Thank you to Nancy Huehnergarth, former co-founder and executive director of the New York State Healthy Eating and Physical Activity Alliance (NYSHEPA), for sharing the following piece of industry co-optation history with us:
“I’m reading Salt, Sugar, Fat by Michael Moss (which is fantastic and I highly recommend it to everyone) and came across this gem in the “Sugar” section. Sounds awfully familiar, don’t you think?
Moss describes how in the mid-1950s, General Foods determinedly infiltrated the American Home Economics Association, which was, at the time, dedicated to teaching healthy, home cooking from scratch. In contrast, General Foods (the food mega-corporation of the time) was promoting newfangled processed (“convenience”) foods like cake mixes, Stove Top Stuffing, Bisquick, Minute Rice, Jell-O and Post cereals. In order to increase sales and undermine the teachings of the home economics instructors of that era:
“…the processed food industry had to come up with another, more insidious strategy. Like the Hoover-era FBI pursuing its enemies list, the industry infiltrated the association of home economics teachers. This operation started with money and advertising, an archive of the association’s journal reveals.

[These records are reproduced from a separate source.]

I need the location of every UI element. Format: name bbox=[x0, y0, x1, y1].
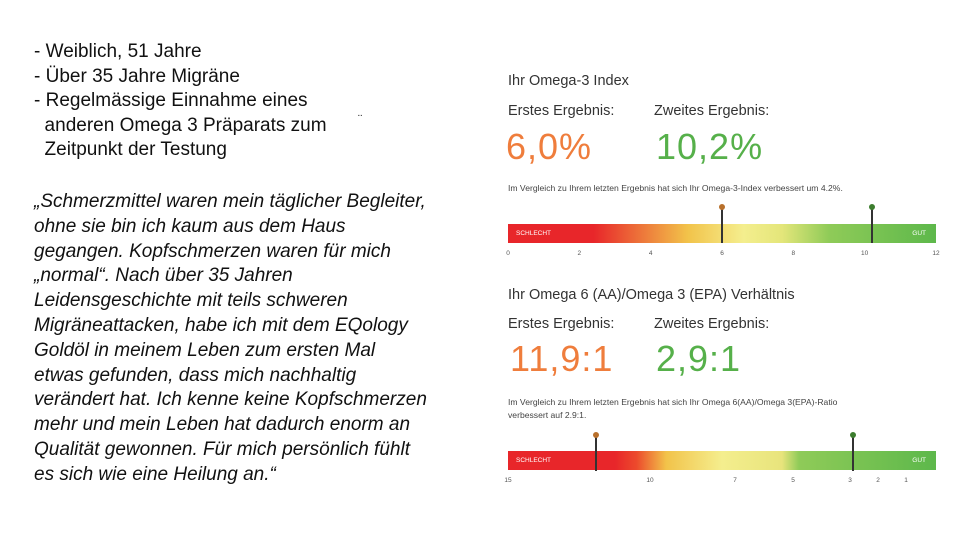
quote-line: mehr und mein Leben hat dadurch enorm an bbox=[34, 414, 411, 436]
omega3-first-value: 6,0% bbox=[506, 126, 593, 167]
quote-line: Migräneattacken, habe ich mit dem EQology bbox=[34, 314, 408, 336]
quote-line: verändert hat. Ich kenne keine Kopfschmerzen bbox=[34, 389, 427, 411]
omega3-tick: 12 bbox=[932, 250, 940, 257]
ratio-second-value: 2,9:1 bbox=[656, 338, 742, 379]
ratio-scale-bar bbox=[508, 451, 936, 470]
ratio-tick: 2 bbox=[876, 477, 880, 484]
omega3-tick: 10 bbox=[861, 250, 869, 257]
testimonial-quote bbox=[34, 190, 474, 488]
omega3-tick: 2 bbox=[577, 250, 582, 257]
ratio-bad-label: SCHLECHT bbox=[516, 457, 552, 464]
ratio-tick: 10 bbox=[646, 477, 654, 484]
omega3-first-marker-head bbox=[719, 204, 725, 210]
omega3-second-marker bbox=[871, 208, 873, 243]
ratio-first-marker bbox=[595, 436, 597, 471]
profile-bullets bbox=[34, 40, 327, 163]
ratio-note bbox=[508, 396, 938, 422]
ratio-tick: 1 bbox=[904, 477, 908, 484]
omega3-scale-ticks bbox=[0, 250, 960, 262]
omega3-bad-label: SCHLECHT bbox=[516, 230, 552, 237]
profile-bullet: - Weiblich, 51 Jahre bbox=[34, 41, 202, 62]
ratio-second-label: Zweites Ergebnis: bbox=[654, 316, 770, 332]
omega3-good-label: GUT bbox=[912, 230, 926, 237]
profile-bullet: Zeitpunkt der Testung bbox=[34, 139, 227, 160]
profile-bullet: - Regelmässige Einnahme eines bbox=[34, 90, 308, 111]
ratio-tick: 3 bbox=[848, 477, 852, 484]
omega3-second-label: Zweites Ergebnis: bbox=[654, 103, 770, 119]
quote-line: „Schmerzmittel waren mein täglicher Begleiter, bbox=[34, 191, 426, 212]
ratio-note-line: verbessert auf 2.9:1. bbox=[508, 410, 587, 420]
omega3-second-value: 10,2% bbox=[656, 126, 764, 167]
omega3-note: Im Vergleich zu Ihrem letzten Ergebnis hat sich Ihr Omega-3-Index verbessert um 4.2%. bbox=[508, 183, 843, 193]
omega3-tick: 6 bbox=[720, 250, 724, 257]
ratio-tick: 5 bbox=[791, 477, 795, 484]
quote-line: ohne sie bin ich kaum aus dem Haus bbox=[34, 215, 346, 237]
quote-line: etwas gefunden, dass mich nachhaltig bbox=[34, 364, 357, 386]
ratio-title: Ihr Omega 6 (AA)/Omega 3 (EPA) Verhältnis bbox=[508, 287, 795, 303]
omega3-index-title: Ihr Omega-3 Index bbox=[508, 73, 629, 89]
ratio-first-value: 11,9:1 bbox=[510, 338, 614, 379]
stray-mark: ¨ bbox=[358, 112, 363, 127]
profile-bullet: - Über 35 Jahre Migräne bbox=[34, 65, 240, 87]
ratio-first-marker-head bbox=[593, 432, 599, 438]
quote-line: Goldöl in meinem Leben zum ersten Mal bbox=[34, 339, 376, 361]
quote-line: es sich wie eine Heilung an.“ bbox=[34, 463, 276, 485]
quote-line: Leidensgeschichte mit teils schweren bbox=[34, 290, 348, 312]
omega3-tick: 4 bbox=[648, 250, 653, 257]
ratio-tick: 7 bbox=[733, 477, 737, 484]
ratio-note-line: Im Vergleich zu Ihrem letzten Ergebnis hat sich Ihr Omega 6(AA)/Omega 3(EPA)-Ratio bbox=[508, 397, 838, 407]
omega3-tick: 0 bbox=[506, 250, 510, 257]
quote-line: gegangen. Kopfschmerzen waren für mich bbox=[34, 240, 391, 262]
omega3-first-marker bbox=[721, 208, 723, 243]
omega3-first-label: Erstes Ergebnis: bbox=[508, 103, 615, 119]
ratio-tick: 15 bbox=[504, 477, 512, 484]
ratio-second-marker bbox=[852, 436, 854, 471]
ratio-second-marker-head bbox=[850, 432, 856, 438]
ratio-scale-ticks bbox=[0, 477, 960, 489]
ratio-good-label: GUT bbox=[912, 457, 926, 464]
quote-line: „normal“. Nach über 35 Jahren bbox=[34, 265, 293, 287]
quote-line: Qualität gewonnen. Für mich persönlich fühlt bbox=[34, 438, 410, 460]
omega3-tick: 8 bbox=[791, 250, 796, 257]
ratio-first-label: Erstes Ergebnis: bbox=[508, 316, 615, 332]
profile-bullet: anderen Omega 3 Präparats zum bbox=[34, 114, 327, 136]
omega3-second-marker-head bbox=[869, 204, 875, 210]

In 1957 alone, General Foods funneled $288,250 into the grants and fellowship program of the home economics association, winning the gratitude of a generation of teachers. The association then devoted a special section of its journal to publicizing all the convenient products, from Stove Top Stuffing to nine-serving cake mixes. And General Foods and other manufacturers took out big ads for the hospitality booths they set up at the association fairs.
Then the food industry began sending people to further reshape the association to its own designs. It sponsored candidates for the organization’s top leadership posts, candidates who would bring a decidedly pro-industrial view to home economics…”
The above passage certainly hits close to home. It is precisely the infiltration of the food industry in the Academy of Nutrition and Dietetics that we want to come to an end, so we can once and for all take back the Registered Dietitian credential.